High Commissioner in Nigeria
- In office August 2026 – Present
- President: John Mahama
- Preceded by: Baba Jamal

Personal details
- Born: Accra, Ghana
- Party: National Democratic Party
- Occupation: Politician
- Profession: Music Executive

= Baba Sadiq Abdulai Abu =

Ghanaian diplomat and politician

Baba Sadiq Abdulai Abu is a Ghanaian politician, entrepreneur and a communication specialist. In March 2026, he was appointed as Ghana's High Commissioner to Nigeria by John Mahama.

== Early life and education ==
Abu had his degree in Integrated Marketing Communications from the African University College of Communications.

== Career ==
Abu is media and communications specialist and an entrepreneur. He is the founding director of Boomplay in Ghana. He also served as head of Programs and Own Productions/executive producer at Modern Times Group (MTG) Viasat1 Ghana of Africa. He also co-founded Muse Africa and served as its founding CEO. In 2023, he also founded FulLCircL, a Pan-African 360 entertainment agency. He also was the CEO/MD of 3Media Networks (3Music TV) before resigning in 2022.

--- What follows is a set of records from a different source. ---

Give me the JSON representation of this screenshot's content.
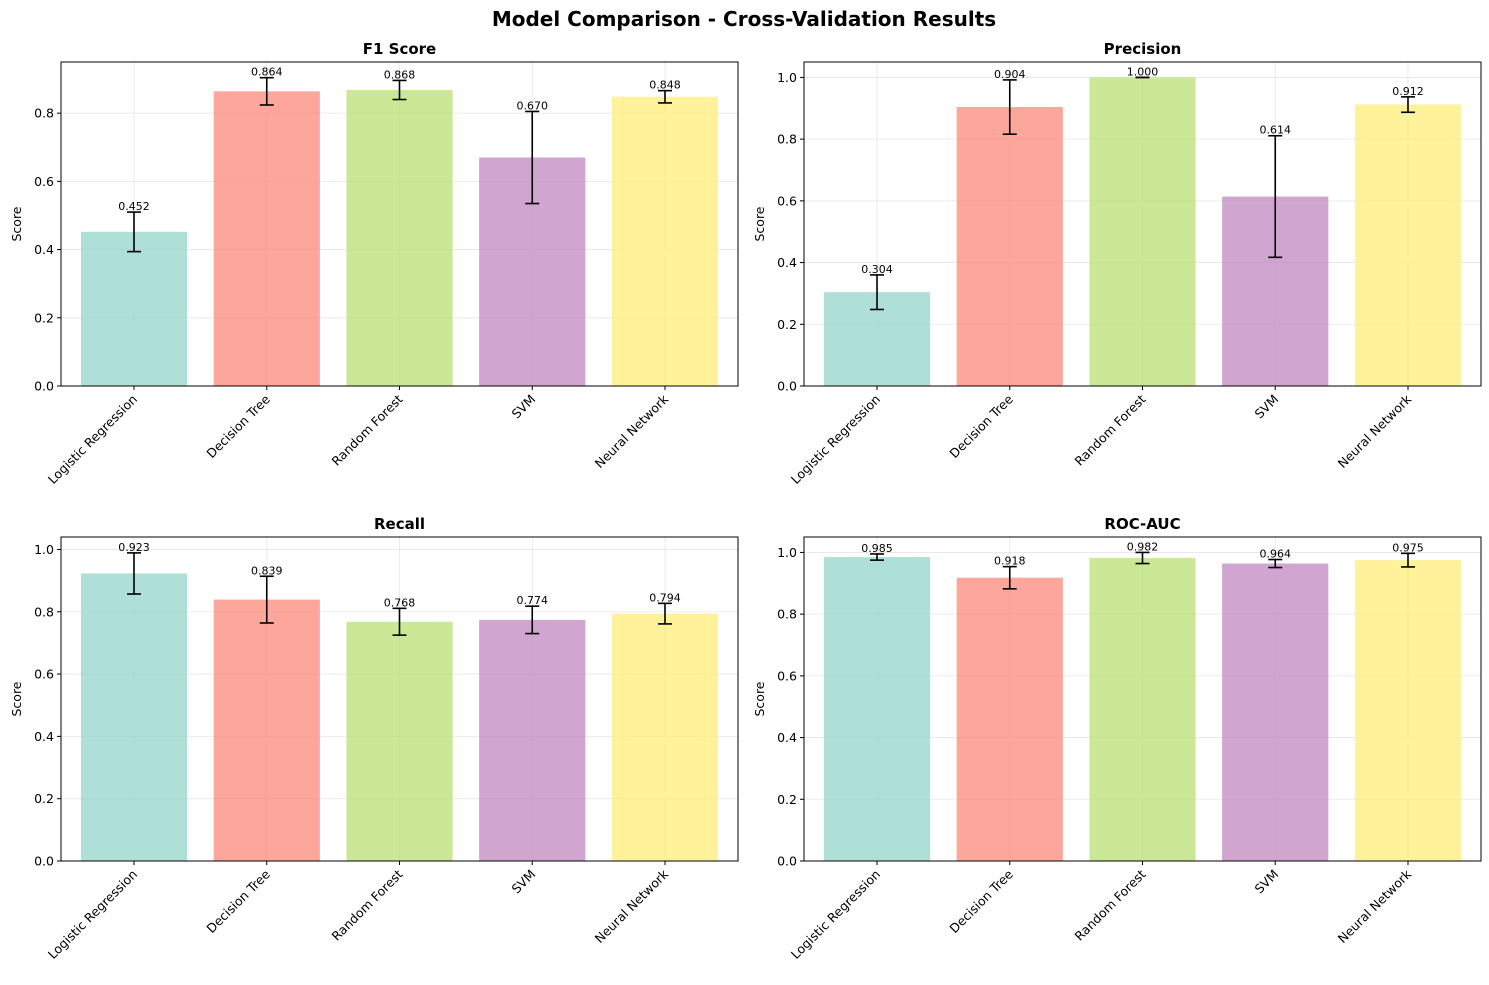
{
  "figure_title": "Model Comparison - Cross-Validation Results",
  "chart_data": [
    {
      "type": "bar",
      "title": "F1 Score",
      "ylabel": "Score",
      "categories": [
        "Logistic Regression",
        "Decision Tree",
        "Random Forest",
        "SVM",
        "Neural Network"
      ],
      "values": [
        0.452,
        0.864,
        0.868,
        0.67,
        0.848
      ],
      "errors": [
        0.058,
        0.04,
        0.028,
        0.135,
        0.018
      ],
      "value_labels": [
        "0.452",
        "0.864",
        "0.868",
        "0.670",
        "0.848"
      ],
      "ylim": [
        0,
        0.95
      ],
      "yticks": [
        0.0,
        0.2,
        0.4,
        0.6,
        0.8
      ],
      "ytick_labels": [
        "0.0",
        "0.2",
        "0.4",
        "0.6",
        "0.8"
      ],
      "grid": true
    },
    {
      "type": "bar",
      "title": "Precision",
      "ylabel": "Score",
      "categories": [
        "Logistic Regression",
        "Decision Tree",
        "Random Forest",
        "SVM",
        "Neural Network"
      ],
      "values": [
        0.304,
        0.904,
        1.0,
        0.614,
        0.912
      ],
      "errors": [
        0.056,
        0.088,
        0.0,
        0.197,
        0.025
      ],
      "value_labels": [
        "0.304",
        "0.904",
        "1.000",
        "0.614",
        "0.912"
      ],
      "ylim": [
        0,
        1.05
      ],
      "yticks": [
        0.0,
        0.2,
        0.4,
        0.6,
        0.8,
        1.0
      ],
      "ytick_labels": [
        "0.0",
        "0.2",
        "0.4",
        "0.6",
        "0.8",
        "1.0"
      ],
      "grid": true
    },
    {
      "type": "bar",
      "title": "Recall",
      "ylabel": "Score",
      "categories": [
        "Logistic Regression",
        "Decision Tree",
        "Random Forest",
        "SVM",
        "Neural Network"
      ],
      "values": [
        0.923,
        0.839,
        0.768,
        0.774,
        0.794
      ],
      "errors": [
        0.066,
        0.075,
        0.043,
        0.044,
        0.033
      ],
      "value_labels": [
        "0.923",
        "0.839",
        "0.768",
        "0.774",
        "0.794"
      ],
      "ylim": [
        0,
        1.04
      ],
      "yticks": [
        0.0,
        0.2,
        0.4,
        0.6,
        0.8,
        1.0
      ],
      "ytick_labels": [
        "0.0",
        "0.2",
        "0.4",
        "0.6",
        "0.8",
        "1.0"
      ],
      "grid": true
    },
    {
      "type": "bar",
      "title": "ROC-AUC",
      "ylabel": "Score",
      "categories": [
        "Logistic Regression",
        "Decision Tree",
        "Random Forest",
        "SVM",
        "Neural Network"
      ],
      "values": [
        0.985,
        0.918,
        0.982,
        0.964,
        0.975
      ],
      "errors": [
        0.01,
        0.036,
        0.018,
        0.013,
        0.022
      ],
      "value_labels": [
        "0.985",
        "0.918",
        "0.982",
        "0.964",
        "0.975"
      ],
      "ylim": [
        0,
        1.05
      ],
      "yticks": [
        0.0,
        0.2,
        0.4,
        0.6,
        0.8,
        1.0
      ],
      "ytick_labels": [
        "0.0",
        "0.2",
        "0.4",
        "0.6",
        "0.8",
        "1.0"
      ],
      "grid": true
    }
  ],
  "colors": {
    "bars": [
      "#8dd3c7",
      "#fb8072",
      "#b3de69",
      "#bc80bd",
      "#ffed6f"
    ],
    "bar_opacity": 0.7,
    "errorbar": "#000000",
    "grid": "#e6e6e6",
    "axes": "#000000"
  }
}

In 2026, he spoke at the Public Relations Dialogue, the anchor event of the World PR Day Festival 2026 which was organised by Global Media Alliance under the theme “Connecting Learning to Practice" to students of the University of Media, Arts and Communication (UniMAC).

== Politics ==
Abu is a member of the National Democratic Congress. During the 2024 Ghanaian elections, he contested and lost the Okaikoi Central Constituency parliamentary seat to Patrick Yaw Boamah. He initially was declared the winner after his party protested for the Electoral Commission to use two-thirds of the available polling station results to announce the results for the constituency.

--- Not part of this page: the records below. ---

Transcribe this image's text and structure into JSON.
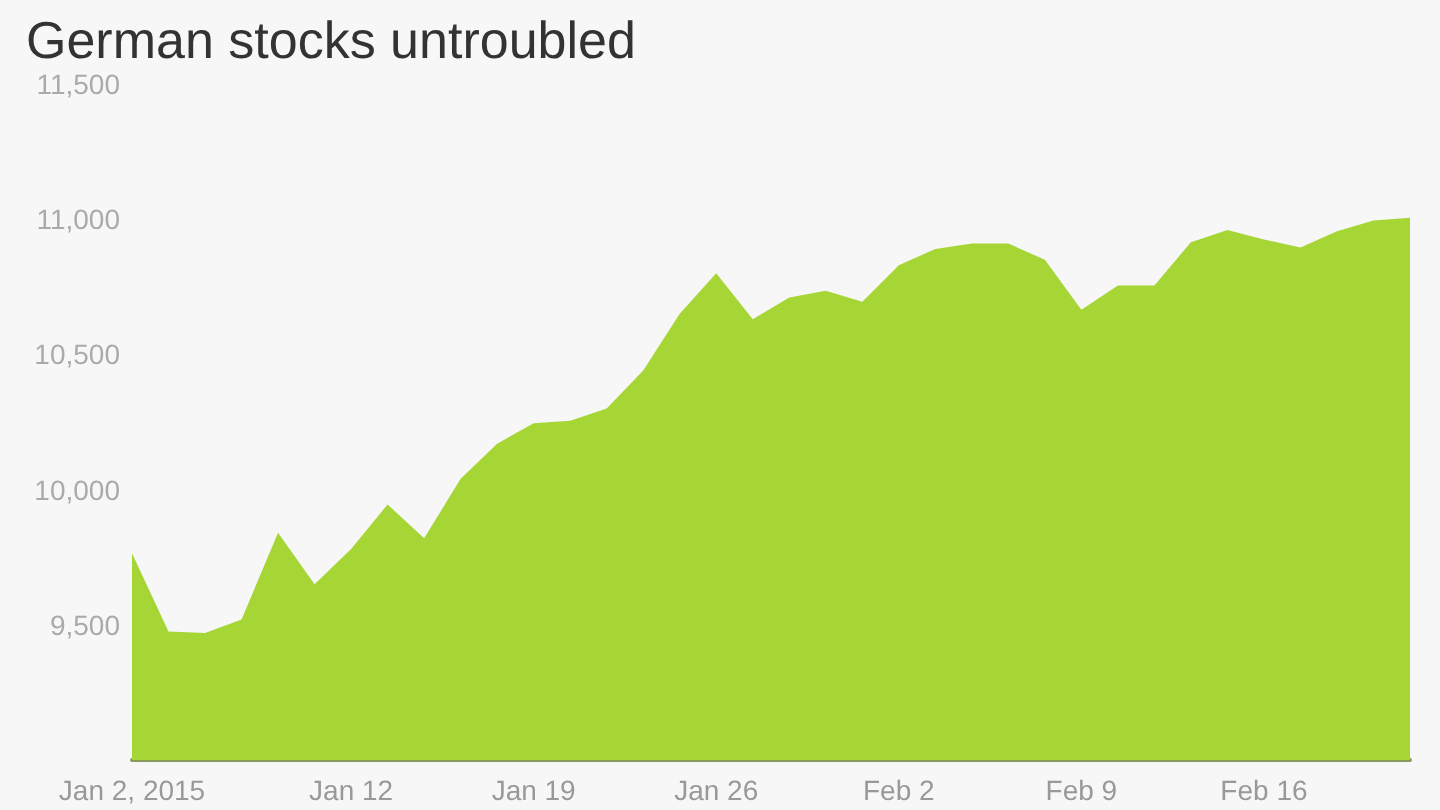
{
  "chart_data": {
    "type": "area",
    "title": "German stocks untroubled",
    "categories": [
      "Jan 2, 2015",
      null,
      null,
      null,
      null,
      null,
      "Jan 12",
      null,
      null,
      null,
      null,
      "Jan 19",
      null,
      null,
      null,
      null,
      "Jan 26",
      null,
      null,
      null,
      null,
      "Feb 2",
      null,
      null,
      null,
      null,
      "Feb 9",
      null,
      null,
      null,
      null,
      "Feb 16",
      null,
      null,
      null,
      null
    ],
    "values": [
      9765,
      9475,
      9470,
      9520,
      9840,
      9650,
      9780,
      9945,
      9820,
      10040,
      10170,
      10245,
      10255,
      10300,
      10440,
      10650,
      10800,
      10630,
      10710,
      10735,
      10695,
      10830,
      10890,
      10910,
      10910,
      10850,
      10665,
      10755,
      10755,
      10915,
      10960,
      10925,
      10895,
      10955,
      10995,
      11005
    ],
    "color": "#a6d636",
    "ylim": [
      9000,
      11500
    ],
    "yticks": [
      {
        "value": 9500,
        "label": "9,500"
      },
      {
        "value": 10000,
        "label": "10,000"
      },
      {
        "value": 10500,
        "label": "10,500"
      },
      {
        "value": 11000,
        "label": "11,000"
      },
      {
        "value": 11500,
        "label": "11,500"
      }
    ],
    "grid": false
  }
}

In March 2026, John Mahama appointed Abu as High Commissioner-designate to Nigeria which was announced by Samuel Okudzeto Ablakwa. He was officially commissioned in August 2026.

== Controversy ==
In June 2024, Abu was accused by Stonebwoy for breaching of agreement regarding the SallahFest event. He was later sued by Stonebwoy.

== Personal life ==
Abu is a Muslim and married to two wives. Adiza Ibrahim is his first wife whiles Zulaiha Dobia Abdullah is his second wife. They reside in Fadama, a suburb of Accra.